UAE banks are unlikely to suffer from a US-style subprime crisis as their exposure to the local real estate sector remains relatively low, the central bank governor has said.
Sultan bin Nassir Al Suwaidi also said rules on new capital requirements for the country’s 51 banks would be enforced in the first quarter of 2014.
“The extent of real estate-related lending in the loan portfolios of UAE banks is not a matter of concern for the central bank. It is far below the levels that could pose significant systemic risk,” he told Oxford Business Group.
“UAE banks play a relatively minor role in real estate financing. Their exposure to this segment is less than 21 per cent of total loans and less than 20 per cent of UAE banks’ total deposits – lower than the European norms.”

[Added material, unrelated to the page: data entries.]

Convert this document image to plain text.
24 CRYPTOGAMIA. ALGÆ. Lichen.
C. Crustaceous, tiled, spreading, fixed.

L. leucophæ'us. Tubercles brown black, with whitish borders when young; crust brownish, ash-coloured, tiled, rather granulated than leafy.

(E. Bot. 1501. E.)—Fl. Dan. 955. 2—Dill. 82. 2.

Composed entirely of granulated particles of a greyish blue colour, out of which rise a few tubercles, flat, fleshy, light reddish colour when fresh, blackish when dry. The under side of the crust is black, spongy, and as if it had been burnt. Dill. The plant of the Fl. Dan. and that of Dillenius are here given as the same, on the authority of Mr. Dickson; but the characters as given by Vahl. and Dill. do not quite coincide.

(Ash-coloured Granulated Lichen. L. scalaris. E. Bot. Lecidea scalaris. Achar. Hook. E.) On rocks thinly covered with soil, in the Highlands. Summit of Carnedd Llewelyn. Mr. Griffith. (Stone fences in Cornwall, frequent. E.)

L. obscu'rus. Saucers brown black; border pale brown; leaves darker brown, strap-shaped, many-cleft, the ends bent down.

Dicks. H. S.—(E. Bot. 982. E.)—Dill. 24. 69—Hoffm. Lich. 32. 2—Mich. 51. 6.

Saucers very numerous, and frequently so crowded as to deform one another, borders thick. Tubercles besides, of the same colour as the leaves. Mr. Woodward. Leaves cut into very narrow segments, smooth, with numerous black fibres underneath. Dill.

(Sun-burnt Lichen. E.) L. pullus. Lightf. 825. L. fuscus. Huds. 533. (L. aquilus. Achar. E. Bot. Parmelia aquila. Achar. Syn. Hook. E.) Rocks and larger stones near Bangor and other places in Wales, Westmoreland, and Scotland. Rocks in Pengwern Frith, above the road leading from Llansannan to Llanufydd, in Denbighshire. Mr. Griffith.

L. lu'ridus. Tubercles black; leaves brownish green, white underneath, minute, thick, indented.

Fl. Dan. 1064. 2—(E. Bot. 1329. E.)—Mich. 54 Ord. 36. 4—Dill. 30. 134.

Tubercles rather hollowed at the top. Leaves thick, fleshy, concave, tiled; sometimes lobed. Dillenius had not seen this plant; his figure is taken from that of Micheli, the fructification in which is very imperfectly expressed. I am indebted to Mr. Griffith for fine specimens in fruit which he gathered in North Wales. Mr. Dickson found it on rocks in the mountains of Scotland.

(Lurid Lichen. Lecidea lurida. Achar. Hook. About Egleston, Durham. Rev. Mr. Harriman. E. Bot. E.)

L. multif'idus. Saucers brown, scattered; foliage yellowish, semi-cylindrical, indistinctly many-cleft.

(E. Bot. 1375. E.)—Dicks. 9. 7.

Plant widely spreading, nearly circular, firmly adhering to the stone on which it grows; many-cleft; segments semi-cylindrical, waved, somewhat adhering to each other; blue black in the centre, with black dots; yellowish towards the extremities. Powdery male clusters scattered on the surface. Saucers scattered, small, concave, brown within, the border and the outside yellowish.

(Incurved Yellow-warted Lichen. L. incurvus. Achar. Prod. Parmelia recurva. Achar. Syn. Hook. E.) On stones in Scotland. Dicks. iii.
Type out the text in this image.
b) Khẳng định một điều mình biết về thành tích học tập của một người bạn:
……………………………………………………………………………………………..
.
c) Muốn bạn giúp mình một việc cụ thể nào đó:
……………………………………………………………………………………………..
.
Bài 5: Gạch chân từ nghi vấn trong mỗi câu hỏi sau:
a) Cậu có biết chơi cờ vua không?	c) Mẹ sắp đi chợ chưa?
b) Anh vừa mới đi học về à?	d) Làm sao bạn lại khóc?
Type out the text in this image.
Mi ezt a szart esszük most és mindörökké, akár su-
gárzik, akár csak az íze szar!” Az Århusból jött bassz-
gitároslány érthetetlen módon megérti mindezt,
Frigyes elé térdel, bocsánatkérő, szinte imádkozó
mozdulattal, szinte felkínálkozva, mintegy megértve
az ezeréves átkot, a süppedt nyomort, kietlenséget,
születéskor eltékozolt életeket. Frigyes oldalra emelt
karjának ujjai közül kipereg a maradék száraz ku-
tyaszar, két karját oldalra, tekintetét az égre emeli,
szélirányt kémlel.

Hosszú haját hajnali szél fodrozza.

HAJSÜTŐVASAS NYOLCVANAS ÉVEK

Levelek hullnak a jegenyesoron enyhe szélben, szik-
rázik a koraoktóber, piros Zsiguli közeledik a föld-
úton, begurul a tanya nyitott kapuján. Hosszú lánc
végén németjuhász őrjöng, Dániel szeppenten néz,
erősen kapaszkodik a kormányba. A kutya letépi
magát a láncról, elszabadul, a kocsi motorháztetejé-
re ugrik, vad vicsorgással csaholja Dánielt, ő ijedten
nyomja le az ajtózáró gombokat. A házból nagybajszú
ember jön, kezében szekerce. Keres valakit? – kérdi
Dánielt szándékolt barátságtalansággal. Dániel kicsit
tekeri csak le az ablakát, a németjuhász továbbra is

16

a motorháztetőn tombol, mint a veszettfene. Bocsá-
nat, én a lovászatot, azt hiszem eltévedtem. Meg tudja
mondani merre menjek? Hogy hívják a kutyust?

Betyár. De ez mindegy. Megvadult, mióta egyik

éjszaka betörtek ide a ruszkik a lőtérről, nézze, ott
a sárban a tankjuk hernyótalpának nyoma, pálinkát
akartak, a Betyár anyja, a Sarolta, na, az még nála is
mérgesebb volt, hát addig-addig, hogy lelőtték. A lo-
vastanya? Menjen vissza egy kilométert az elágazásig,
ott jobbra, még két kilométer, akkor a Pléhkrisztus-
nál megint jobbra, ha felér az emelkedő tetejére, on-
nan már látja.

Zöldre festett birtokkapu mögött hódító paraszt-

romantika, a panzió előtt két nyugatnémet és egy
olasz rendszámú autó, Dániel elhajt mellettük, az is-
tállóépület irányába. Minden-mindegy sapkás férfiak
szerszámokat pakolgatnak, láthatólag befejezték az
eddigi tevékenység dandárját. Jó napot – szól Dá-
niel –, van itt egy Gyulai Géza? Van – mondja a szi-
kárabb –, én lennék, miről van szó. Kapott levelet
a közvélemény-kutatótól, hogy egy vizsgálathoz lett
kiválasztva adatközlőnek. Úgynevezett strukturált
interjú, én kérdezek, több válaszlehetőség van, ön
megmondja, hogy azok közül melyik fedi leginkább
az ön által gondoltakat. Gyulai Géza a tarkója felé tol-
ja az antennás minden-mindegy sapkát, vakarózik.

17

Suwaidi stressed that current UAE regulations prohibit banks from allocating more than 20 per cent of their deposits to real estate financing.
“Therefore, future dynamics are limited by the growth in deposits. Presently, corporate and commercial entities represent 62 per cent of real estate-related loans, a large part of which is linked to real estate development,” he said.
“This is the share of the loan portfolio that is by far the most exposed to the real estate price dynamic, as repayment is dependent on sales. This subgroup of loans was a source of large losses during the 2008 crisis.”
Suwaidi said the recent recovery of the residential real estate market has the potential to improve cash flows of developers and that this has positively affected loan portfolios.
Asked about banks’ ability to meet Basil III capital requirements, he said the central bank is revising such requirements to bolster the UAE banking sector.
He said banks in the UAE are highly capitalized with a traditional predominance of share capital, reserves and retained earnings – the core of the newly defined Common Equity Tier 1 Capital Ratio.
“The central bank intends to begin the engagement process with the banks towards implementing the new capital regime in the first quarter of 2014 with such measures as consultations on new regulations,” Suwaidi said.
“The Central Bank is currently working on a redefined regulation on liquidity requirements in collaboration with the banking industry. The central bank will consult on potential implications prior to setting up a new, effective Basel-compliant regime, thereby making sure that the new regulation meets the Basel III standards as well as the needs of the local market.”